Mudança na escala 6×1 pode aumentar preços e afetar bares e restaurantes na Paraíba

Uma possível alteração na escala de trabalho 6×1 pode acarretar aumento nos preços e impactar o atendimento em bares e restaurantes da Paraíba. Segundo a Associação Brasileira de Bares e Restaurantes na Paraíba (Abrasel-PB), ainda não há consenso na sociedade sobre a proposta de reduzir a jornada de trabalho sem diminuir os salários.

A entidade alerta que mudanças dessa natureza, sem um debate amplo, podem afetar diretamente o custo dos serviços e o preço final dos produtos oferecidos à população.

Impacto direto no funcionamento dos estabelecimentos

A presidente da Abrasel-PB, Thâmara Cavalcanti, destaca a necessidade de ampliar a discussão levando em conta a realidade da população. Para ela, o problema não está no consumo, mas no acesso aos serviços.
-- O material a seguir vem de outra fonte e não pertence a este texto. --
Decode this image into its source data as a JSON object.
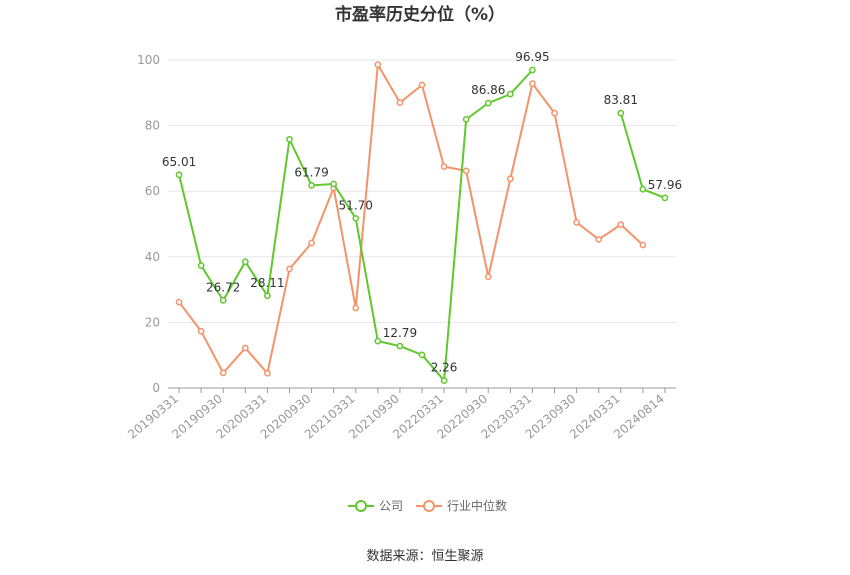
{
  "chart_data": {
    "type": "line",
    "title": "市盈率历史分位（%）",
    "xlabel": "",
    "ylabel": "",
    "ylim": [
      0,
      100
    ],
    "yticks": [
      0,
      20,
      40,
      60,
      80,
      100
    ],
    "grid": true,
    "legend_position": "bottom",
    "x": [
      "20190331",
      "20190630",
      "20190930",
      "20191231",
      "20200331",
      "20200630",
      "20200930",
      "20201231",
      "20210331",
      "20210630",
      "20210930",
      "20211231",
      "20220331",
      "20220630",
      "20220930",
      "20221231",
      "20230331",
      "20230630",
      "20230930",
      "20231231",
      "20240331",
      "20240630",
      "20240814"
    ],
    "x_tick_labels": [
      "20190331",
      "20190930",
      "20200331",
      "20200930",
      "20210331",
      "20210930",
      "20220331",
      "20220930",
      "20230331",
      "20230930",
      "20240331",
      "20240814"
    ],
    "series": [
      {
        "name": "公司",
        "color": "#5fc82c",
        "values": [
          65.01,
          37.3,
          26.72,
          38.5,
          28.11,
          75.8,
          61.79,
          62.2,
          51.7,
          14.3,
          12.79,
          10.1,
          2.26,
          81.9,
          86.86,
          89.6,
          96.95,
          null,
          null,
          null,
          83.81,
          60.6,
          57.96
        ],
        "labeled": [
          {
            "index": 0,
            "text": "65.01"
          },
          {
            "index": 2,
            "text": "26.72"
          },
          {
            "index": 4,
            "text": "28.11"
          },
          {
            "index": 6,
            "text": "61.79"
          },
          {
            "index": 8,
            "text": "51.70"
          },
          {
            "index": 10,
            "text": "12.79"
          },
          {
            "index": 12,
            "text": "2.26"
          },
          {
            "index": 14,
            "text": "86.86"
          },
          {
            "index": 16,
            "text": "96.95"
          },
          {
            "index": 20,
            "text": "83.81"
          },
          {
            "index": 22,
            "text": "57.96"
          }
        ]
      },
      {
        "name": "行业中位数",
        "color": "#f4936a",
        "values": [
          26.2,
          17.3,
          4.6,
          12.2,
          4.5,
          36.3,
          44.2,
          61.0,
          24.4,
          98.6,
          87.0,
          92.4,
          67.5,
          66.2,
          33.9,
          63.8,
          92.8,
          83.8,
          50.5,
          45.3,
          49.8,
          43.6,
          null
        ]
      }
    ],
    "source": "数据来源：恒生聚源"
  }
}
Nesse sentido, caso os custos operacionais aumentem e a gestão dos negócios se torne mais complexa, serviços do dia a dia poderão ser impactados, principalmente em regiões onde os estabelecimentos têm menor capacidade de absorver esses efeitos.

Possíveis consequências para o consumidor

Inicialmente vista como uma medida positiva, a redução da escala 6×1 pode resultar em aumento do custo de vida dos paraibanos. Isso porque setores com funcionamento contínuo, como bares e restaurantes, tendem a enfrentar elevação nos custos operacionais.
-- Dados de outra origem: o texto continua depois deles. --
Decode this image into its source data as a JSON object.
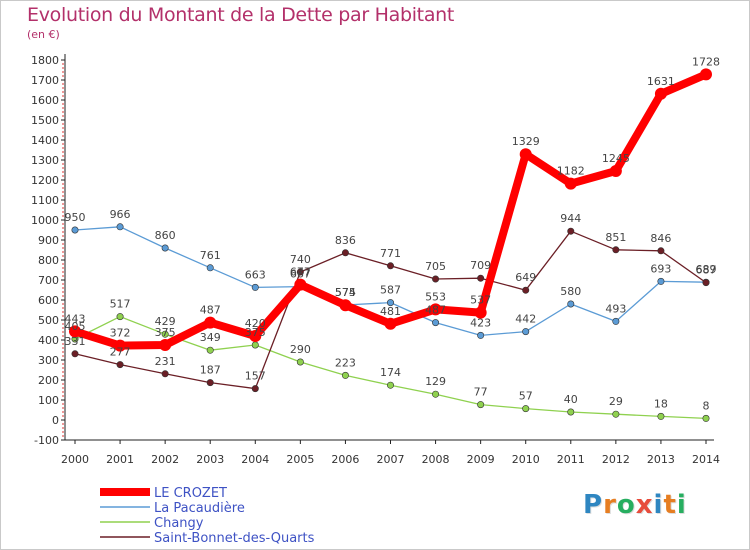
{
  "chart_data": {
    "type": "line",
    "title": "Evolution du Montant de la Dette par Habitant",
    "subtitle": "(en €)",
    "x": [
      "2000",
      "2001",
      "2002",
      "2003",
      "2004",
      "2005",
      "2006",
      "2007",
      "2008",
      "2009",
      "2010",
      "2011",
      "2012",
      "2013",
      "2014"
    ],
    "ylim": [
      -100,
      1800
    ],
    "yticks": [
      -100,
      0,
      100,
      200,
      300,
      400,
      500,
      600,
      700,
      800,
      900,
      1000,
      1100,
      1200,
      1300,
      1400,
      1500,
      1600,
      1700,
      1800
    ],
    "grid": false,
    "legend_position": "bottom-left",
    "series": [
      {
        "name": "LE CROZET",
        "color": "#ff0000",
        "values": [
          443,
          372,
          375,
          487,
          420,
          677,
          574,
          481,
          553,
          537,
          1329,
          1182,
          1245,
          1631,
          1728
        ]
      },
      {
        "name": "La Pacaudière",
        "color": "#5b9bd5",
        "values": [
          950,
          966,
          860,
          761,
          663,
          667,
          575,
          587,
          487,
          423,
          442,
          580,
          493,
          693,
          689
        ]
      },
      {
        "name": "Changy",
        "color": "#8fd14f",
        "values": [
          405,
          517,
          429,
          349,
          375,
          290,
          223,
          174,
          129,
          77,
          57,
          40,
          29,
          18,
          8
        ]
      },
      {
        "name": "Saint-Bonnet-des-Quarts",
        "color": "#6b1f26",
        "values": [
          331,
          277,
          231,
          187,
          157,
          740,
          836,
          771,
          705,
          709,
          649,
          944,
          851,
          846,
          687
        ]
      }
    ]
  },
  "logo": {
    "letters": [
      {
        "ch": "P",
        "color": "#2e86c1"
      },
      {
        "ch": "r",
        "color": "#e67e22"
      },
      {
        "ch": "o",
        "color": "#27ae60"
      },
      {
        "ch": "x",
        "color": "#e74c3c"
      },
      {
        "ch": "i",
        "color": "#2e86c1"
      },
      {
        "ch": "t",
        "color": "#e67e22"
      },
      {
        "ch": "i",
        "color": "#27ae60"
      }
    ]
  }
}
Como consequência, podem ocorrer:

  • aumento nos preços
  • redução do horário de funcionamento
  • diminuição da oferta de serviços
  • maior tempo de espera para os clientes

Além disso, áreas com menor poder aquisitivo podem ser as mais afetadas, já que muitos estabelecimentos operam com margens financeiras reduzidas e têm menor capacidade de adaptação.

Debate ainda segue no Congresso

A Abrasel reforça que mudanças estruturais desse porte precisam passar por um debate amplo para evitar impactos negativos, como aumento de custos, perda de acesso e queda na qualidade dos serviços.
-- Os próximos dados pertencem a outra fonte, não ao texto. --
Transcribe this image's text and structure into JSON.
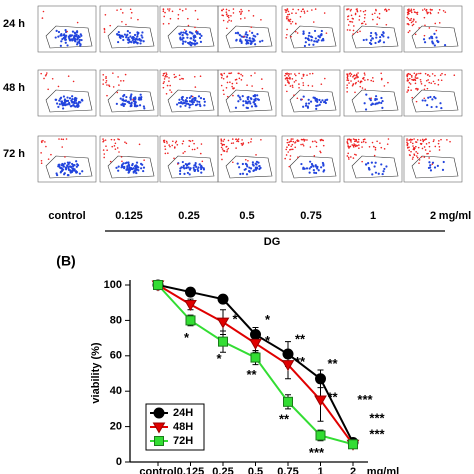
{
  "flow_panel": {
    "rows": [
      "24 h",
      "48 h",
      "72 h"
    ],
    "columns": [
      "control",
      "0.125",
      "0.25",
      "0.5",
      "0.75",
      "1",
      "2"
    ],
    "unit": "mg/ml",
    "treatment": "DG"
  },
  "chart_data": {
    "type": "line",
    "panel_label": "(B)",
    "y_label": "viability (%)",
    "categories": [
      "control",
      "0.125",
      "0.25",
      "0.5",
      "0.75",
      "1",
      "2"
    ],
    "x_unit": "mg/ml",
    "ylim": [
      0,
      100
    ],
    "yticks": [
      0,
      20,
      40,
      60,
      80,
      100
    ],
    "legend": "lower left",
    "series": [
      {
        "name": "24H",
        "color": "#000000",
        "marker": "circle",
        "values": [
          100,
          96,
          92,
          72,
          61,
          47,
          11
        ],
        "errors": [
          0,
          2,
          1,
          4,
          7,
          5,
          2
        ],
        "significance": [
          null,
          null,
          null,
          "*",
          "**",
          "**",
          "***"
        ]
      },
      {
        "name": "48H",
        "color": "#e00000",
        "marker": "triangle-down",
        "values": [
          100,
          89,
          79,
          67,
          55,
          35,
          10
        ],
        "errors": [
          0,
          3,
          7,
          5,
          8,
          12,
          2
        ],
        "significance": [
          null,
          null,
          "*",
          "*",
          "**",
          "**",
          "***"
        ]
      },
      {
        "name": "72H",
        "color": "#33dd33",
        "marker": "square",
        "values": [
          100,
          80,
          68,
          59,
          34,
          15,
          10
        ],
        "errors": [
          0,
          3,
          6,
          4,
          4,
          3,
          2
        ],
        "significance": [
          null,
          "*",
          "*",
          "**",
          "**",
          "***",
          "***"
        ]
      }
    ]
  }
}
Atualmente, três Propostas de Emenda Constitucional (PECs) tramitam no Congresso Nacional sobre o tema. Uma delas está no Senado e prevê a redução gradual da jornada semanal de 44 para 36 horas, começando com 40 horas e diminuindo uma hora por ano até atingir o limite.

Na Câmara dos Deputados, outras duas propostas tratam da adoção da escala 4×3, também com limite de 36 horas semanais. Uma delas prevê prazo de até 10 anos para implementação. Ambas ainda precisam avançar nas etapas legislativas antes de votação final.

Situação atual e próximos passos

Paralelamente, o Poder Executivo apresentou um projeto de lei que estabelece jornada de até 40 horas semanais, com dois dias de descanso remunerado, sem redução de salários. O texto ainda depende de decisão para avançar na Câmara e pode impactar a pauta de votações.

Até o momento, nenhuma das propostas foi aprovada de forma definitiva. Portanto, segue em vigor a jornada atual de 44 horas semanais, comum em setores como comércio, bares, restaurantes e hotelaria.

O tema ainda deve passar por novas discussões antes de qualquer mudança prática.